Does the << operator implicitly cast std::string to something else in order to make use of it? If yes, what operator do I need to overload in my class to make such a thing work? I refuse to believe that I would actually need to use operator char *.
operator<<(std::basic_ostream&, std::basic_string) is a function template and user defined conversions are not considered during template argument deduction. You need to overload operator<< for your class.
Another option, of course, is a cast
std::cout << static_cast<std::string>(test);
The problem is that std::string is a specialisation of a template, std::basic_string<char>, and the required overload of operator<< is itself a template:
template<class charT, class traits, class Allocator>
basic_ostream<charT, traits>&
operator<<(basic_ostream<charT, traits>&& os,
const basic_string<charT,traits,Allocator>& str);
In order to be used for template argument deduction, a user-defined type has to be an exact match; conversions are not considered.
You will need to either provide an overload of operator<< for your class, or explicitly convert to std::string.
Generally it depends on whether the stream insertion operator << for the class is a concrete function or a template.
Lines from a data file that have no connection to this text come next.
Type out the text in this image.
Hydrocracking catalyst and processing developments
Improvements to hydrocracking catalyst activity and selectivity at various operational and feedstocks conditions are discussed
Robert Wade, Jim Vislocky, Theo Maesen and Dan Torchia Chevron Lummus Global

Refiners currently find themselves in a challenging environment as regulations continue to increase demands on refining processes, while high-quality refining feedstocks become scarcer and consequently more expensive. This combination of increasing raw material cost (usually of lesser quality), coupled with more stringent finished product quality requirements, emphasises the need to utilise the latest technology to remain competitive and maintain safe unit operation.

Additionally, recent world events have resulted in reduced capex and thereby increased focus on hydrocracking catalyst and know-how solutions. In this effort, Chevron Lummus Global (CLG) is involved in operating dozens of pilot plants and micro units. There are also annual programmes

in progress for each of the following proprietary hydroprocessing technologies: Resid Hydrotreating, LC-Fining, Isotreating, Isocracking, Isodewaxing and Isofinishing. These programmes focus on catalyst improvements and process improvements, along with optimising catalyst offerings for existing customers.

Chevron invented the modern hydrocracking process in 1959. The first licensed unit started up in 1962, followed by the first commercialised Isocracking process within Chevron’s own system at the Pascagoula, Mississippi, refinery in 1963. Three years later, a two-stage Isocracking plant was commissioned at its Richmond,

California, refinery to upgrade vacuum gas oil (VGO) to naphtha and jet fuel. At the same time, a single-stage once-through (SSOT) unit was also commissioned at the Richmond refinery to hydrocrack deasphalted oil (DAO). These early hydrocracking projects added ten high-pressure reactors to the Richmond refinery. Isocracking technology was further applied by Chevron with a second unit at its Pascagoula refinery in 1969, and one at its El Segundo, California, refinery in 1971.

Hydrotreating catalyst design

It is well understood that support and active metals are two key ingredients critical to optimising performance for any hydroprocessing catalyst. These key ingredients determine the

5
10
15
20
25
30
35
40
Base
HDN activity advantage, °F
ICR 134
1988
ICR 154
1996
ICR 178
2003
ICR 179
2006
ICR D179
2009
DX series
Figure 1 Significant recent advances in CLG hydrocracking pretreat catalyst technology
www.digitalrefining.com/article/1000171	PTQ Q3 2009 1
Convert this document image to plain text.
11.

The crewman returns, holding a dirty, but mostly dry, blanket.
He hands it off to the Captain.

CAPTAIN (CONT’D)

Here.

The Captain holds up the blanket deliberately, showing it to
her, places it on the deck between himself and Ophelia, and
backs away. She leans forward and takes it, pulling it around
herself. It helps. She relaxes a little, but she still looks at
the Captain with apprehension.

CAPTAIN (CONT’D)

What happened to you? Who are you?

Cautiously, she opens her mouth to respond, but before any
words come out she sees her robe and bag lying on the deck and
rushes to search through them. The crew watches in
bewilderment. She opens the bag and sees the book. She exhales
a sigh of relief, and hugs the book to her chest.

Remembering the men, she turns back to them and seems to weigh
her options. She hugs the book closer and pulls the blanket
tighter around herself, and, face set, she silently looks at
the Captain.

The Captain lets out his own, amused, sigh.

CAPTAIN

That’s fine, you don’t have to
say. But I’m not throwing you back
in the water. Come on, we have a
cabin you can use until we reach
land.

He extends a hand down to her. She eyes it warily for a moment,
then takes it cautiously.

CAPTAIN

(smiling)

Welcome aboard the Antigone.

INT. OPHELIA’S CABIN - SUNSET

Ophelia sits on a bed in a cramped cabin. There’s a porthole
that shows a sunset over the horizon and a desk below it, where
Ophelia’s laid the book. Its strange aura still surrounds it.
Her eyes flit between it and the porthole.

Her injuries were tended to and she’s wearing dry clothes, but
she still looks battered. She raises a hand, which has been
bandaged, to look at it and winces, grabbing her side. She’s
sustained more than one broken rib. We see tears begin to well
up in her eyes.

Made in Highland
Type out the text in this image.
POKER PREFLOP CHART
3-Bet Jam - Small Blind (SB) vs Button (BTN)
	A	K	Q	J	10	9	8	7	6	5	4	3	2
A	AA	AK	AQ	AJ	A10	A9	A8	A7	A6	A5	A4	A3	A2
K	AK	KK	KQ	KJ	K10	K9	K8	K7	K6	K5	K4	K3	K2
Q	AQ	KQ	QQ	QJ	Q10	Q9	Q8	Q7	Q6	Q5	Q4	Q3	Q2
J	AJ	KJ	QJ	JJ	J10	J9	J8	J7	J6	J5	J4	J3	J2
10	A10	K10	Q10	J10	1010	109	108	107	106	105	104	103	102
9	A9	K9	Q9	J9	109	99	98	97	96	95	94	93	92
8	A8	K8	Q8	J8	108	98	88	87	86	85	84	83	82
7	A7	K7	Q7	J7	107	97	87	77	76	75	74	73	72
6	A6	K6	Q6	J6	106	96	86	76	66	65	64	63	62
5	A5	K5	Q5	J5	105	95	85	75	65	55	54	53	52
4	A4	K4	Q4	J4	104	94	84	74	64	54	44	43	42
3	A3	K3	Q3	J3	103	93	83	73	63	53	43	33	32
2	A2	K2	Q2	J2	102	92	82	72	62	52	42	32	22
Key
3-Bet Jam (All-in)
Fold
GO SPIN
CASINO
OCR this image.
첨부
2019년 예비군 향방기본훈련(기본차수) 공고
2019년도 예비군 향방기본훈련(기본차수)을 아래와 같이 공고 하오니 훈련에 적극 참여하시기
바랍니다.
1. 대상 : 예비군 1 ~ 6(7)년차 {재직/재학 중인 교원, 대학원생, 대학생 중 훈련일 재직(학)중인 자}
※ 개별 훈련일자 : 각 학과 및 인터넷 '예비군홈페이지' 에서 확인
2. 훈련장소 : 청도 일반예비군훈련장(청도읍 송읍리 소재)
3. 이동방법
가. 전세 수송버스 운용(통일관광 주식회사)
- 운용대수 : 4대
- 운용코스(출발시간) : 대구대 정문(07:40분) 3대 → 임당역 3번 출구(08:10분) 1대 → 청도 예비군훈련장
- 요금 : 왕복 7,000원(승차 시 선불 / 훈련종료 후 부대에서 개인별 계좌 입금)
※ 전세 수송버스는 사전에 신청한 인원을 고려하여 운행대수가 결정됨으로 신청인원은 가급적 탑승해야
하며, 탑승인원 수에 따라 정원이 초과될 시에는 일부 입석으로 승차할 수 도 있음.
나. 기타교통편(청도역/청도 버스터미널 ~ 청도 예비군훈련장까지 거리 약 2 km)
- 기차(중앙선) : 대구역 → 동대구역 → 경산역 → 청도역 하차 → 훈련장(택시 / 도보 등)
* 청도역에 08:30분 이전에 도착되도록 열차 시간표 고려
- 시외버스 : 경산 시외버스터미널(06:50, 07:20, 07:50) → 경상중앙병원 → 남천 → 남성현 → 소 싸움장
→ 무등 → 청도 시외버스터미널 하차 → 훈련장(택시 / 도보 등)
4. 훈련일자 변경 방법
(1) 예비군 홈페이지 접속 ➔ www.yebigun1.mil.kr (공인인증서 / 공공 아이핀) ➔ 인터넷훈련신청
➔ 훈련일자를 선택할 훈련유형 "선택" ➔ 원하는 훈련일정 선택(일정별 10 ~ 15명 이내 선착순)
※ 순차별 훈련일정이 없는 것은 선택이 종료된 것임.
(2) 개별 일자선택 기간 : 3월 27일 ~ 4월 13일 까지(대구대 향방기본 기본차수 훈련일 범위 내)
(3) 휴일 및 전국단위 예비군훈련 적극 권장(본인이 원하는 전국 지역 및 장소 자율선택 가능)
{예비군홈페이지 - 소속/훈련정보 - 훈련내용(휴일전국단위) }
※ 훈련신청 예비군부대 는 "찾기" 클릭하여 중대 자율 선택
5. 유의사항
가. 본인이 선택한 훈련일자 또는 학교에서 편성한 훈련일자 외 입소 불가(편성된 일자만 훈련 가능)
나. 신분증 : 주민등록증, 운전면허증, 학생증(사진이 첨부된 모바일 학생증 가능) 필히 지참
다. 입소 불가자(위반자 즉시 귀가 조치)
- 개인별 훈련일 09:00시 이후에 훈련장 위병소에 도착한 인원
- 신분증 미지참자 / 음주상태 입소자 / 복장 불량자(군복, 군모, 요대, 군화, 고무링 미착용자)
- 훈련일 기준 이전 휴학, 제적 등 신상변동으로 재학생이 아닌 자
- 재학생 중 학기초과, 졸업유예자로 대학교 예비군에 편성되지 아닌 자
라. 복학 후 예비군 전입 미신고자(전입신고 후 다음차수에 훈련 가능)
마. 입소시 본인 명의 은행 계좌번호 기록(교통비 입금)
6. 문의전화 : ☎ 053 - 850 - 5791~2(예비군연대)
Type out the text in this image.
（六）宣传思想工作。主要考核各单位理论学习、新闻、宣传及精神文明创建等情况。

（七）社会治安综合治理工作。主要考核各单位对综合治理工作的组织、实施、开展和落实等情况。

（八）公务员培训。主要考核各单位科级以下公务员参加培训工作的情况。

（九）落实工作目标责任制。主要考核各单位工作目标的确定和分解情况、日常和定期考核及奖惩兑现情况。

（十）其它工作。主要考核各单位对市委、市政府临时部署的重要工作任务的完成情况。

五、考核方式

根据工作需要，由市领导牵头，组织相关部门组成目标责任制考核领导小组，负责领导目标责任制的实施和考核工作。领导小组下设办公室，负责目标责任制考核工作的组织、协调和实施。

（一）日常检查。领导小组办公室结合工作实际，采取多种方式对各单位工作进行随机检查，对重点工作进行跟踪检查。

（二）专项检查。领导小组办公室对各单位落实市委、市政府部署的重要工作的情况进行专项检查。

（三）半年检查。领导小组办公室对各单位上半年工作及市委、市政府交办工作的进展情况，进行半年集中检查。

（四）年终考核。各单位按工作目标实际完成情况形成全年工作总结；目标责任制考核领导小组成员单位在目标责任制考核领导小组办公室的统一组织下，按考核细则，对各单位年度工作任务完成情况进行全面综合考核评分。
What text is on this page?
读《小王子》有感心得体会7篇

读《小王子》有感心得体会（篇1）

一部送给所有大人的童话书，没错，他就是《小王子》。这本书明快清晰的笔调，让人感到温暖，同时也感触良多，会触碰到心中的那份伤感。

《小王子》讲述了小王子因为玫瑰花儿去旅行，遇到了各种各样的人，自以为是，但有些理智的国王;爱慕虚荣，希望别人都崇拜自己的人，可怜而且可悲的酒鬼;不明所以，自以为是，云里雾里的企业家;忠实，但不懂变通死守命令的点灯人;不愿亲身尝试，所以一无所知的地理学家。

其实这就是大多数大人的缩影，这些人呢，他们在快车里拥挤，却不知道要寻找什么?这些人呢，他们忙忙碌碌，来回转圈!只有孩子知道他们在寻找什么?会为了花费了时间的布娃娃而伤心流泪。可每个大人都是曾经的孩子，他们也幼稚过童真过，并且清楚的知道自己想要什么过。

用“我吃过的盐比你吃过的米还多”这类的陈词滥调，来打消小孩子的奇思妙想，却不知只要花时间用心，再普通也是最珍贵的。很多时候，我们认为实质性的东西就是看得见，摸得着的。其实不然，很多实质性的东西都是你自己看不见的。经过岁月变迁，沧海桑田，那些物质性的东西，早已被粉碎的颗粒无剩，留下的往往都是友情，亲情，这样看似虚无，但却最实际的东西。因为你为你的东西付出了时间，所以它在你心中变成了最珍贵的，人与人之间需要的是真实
With << as a concrete function, the overload is found, and the conversion done (as long as it's not ambiguous):
#include <iostream>
using namespace std;
template< class CharType >
struct String {};
ostream& operator<<( ostream& stream, String<char> const& s )
{
return (stream << "s");
}
struct MyClass
{
operator String<char> () const { return String<char>(); }
};
int main()
{
cout << "String: " << String<char>() << endl;
cout << "MyClass: " << MyClass() << endl;
}
However, with << as a function template, the template matching finds no match, and then conversion via a user-defined operator is not attempted:
#include <iostream>
using namespace std;
template< class CharType >
struct String
{
};
template< class CharType >
ostream& operator<<( ostream& stream, String< CharType > const& s )
{
return (stream << "s");
}
struct MyClass
{
operator String<char> () const { return String<char>(); }
};
int main()
{
cout << "String: " << String<char>() << endl;
cout << "MyClass: " << MyClass() << endl; // !Oops, nyet! Not found!
}
And in your case, std::string is really just a typedef for std::basic_string<char>.
Fix: define a << operator for your class or, if you want to avoid the header dependency (thinking build time), define a conversion to e.g. char const*, or, simplest and what I recommend, make that conversion a named one so that it has to be invoked explicitly.
Explicit is good, implicit is bad.
I think the operator you need to override is "<<" .
You need to override the operator<< method.
std::ostream & operator <<(std::ostream & os, const Test & t) {
return os << std::string(t);
}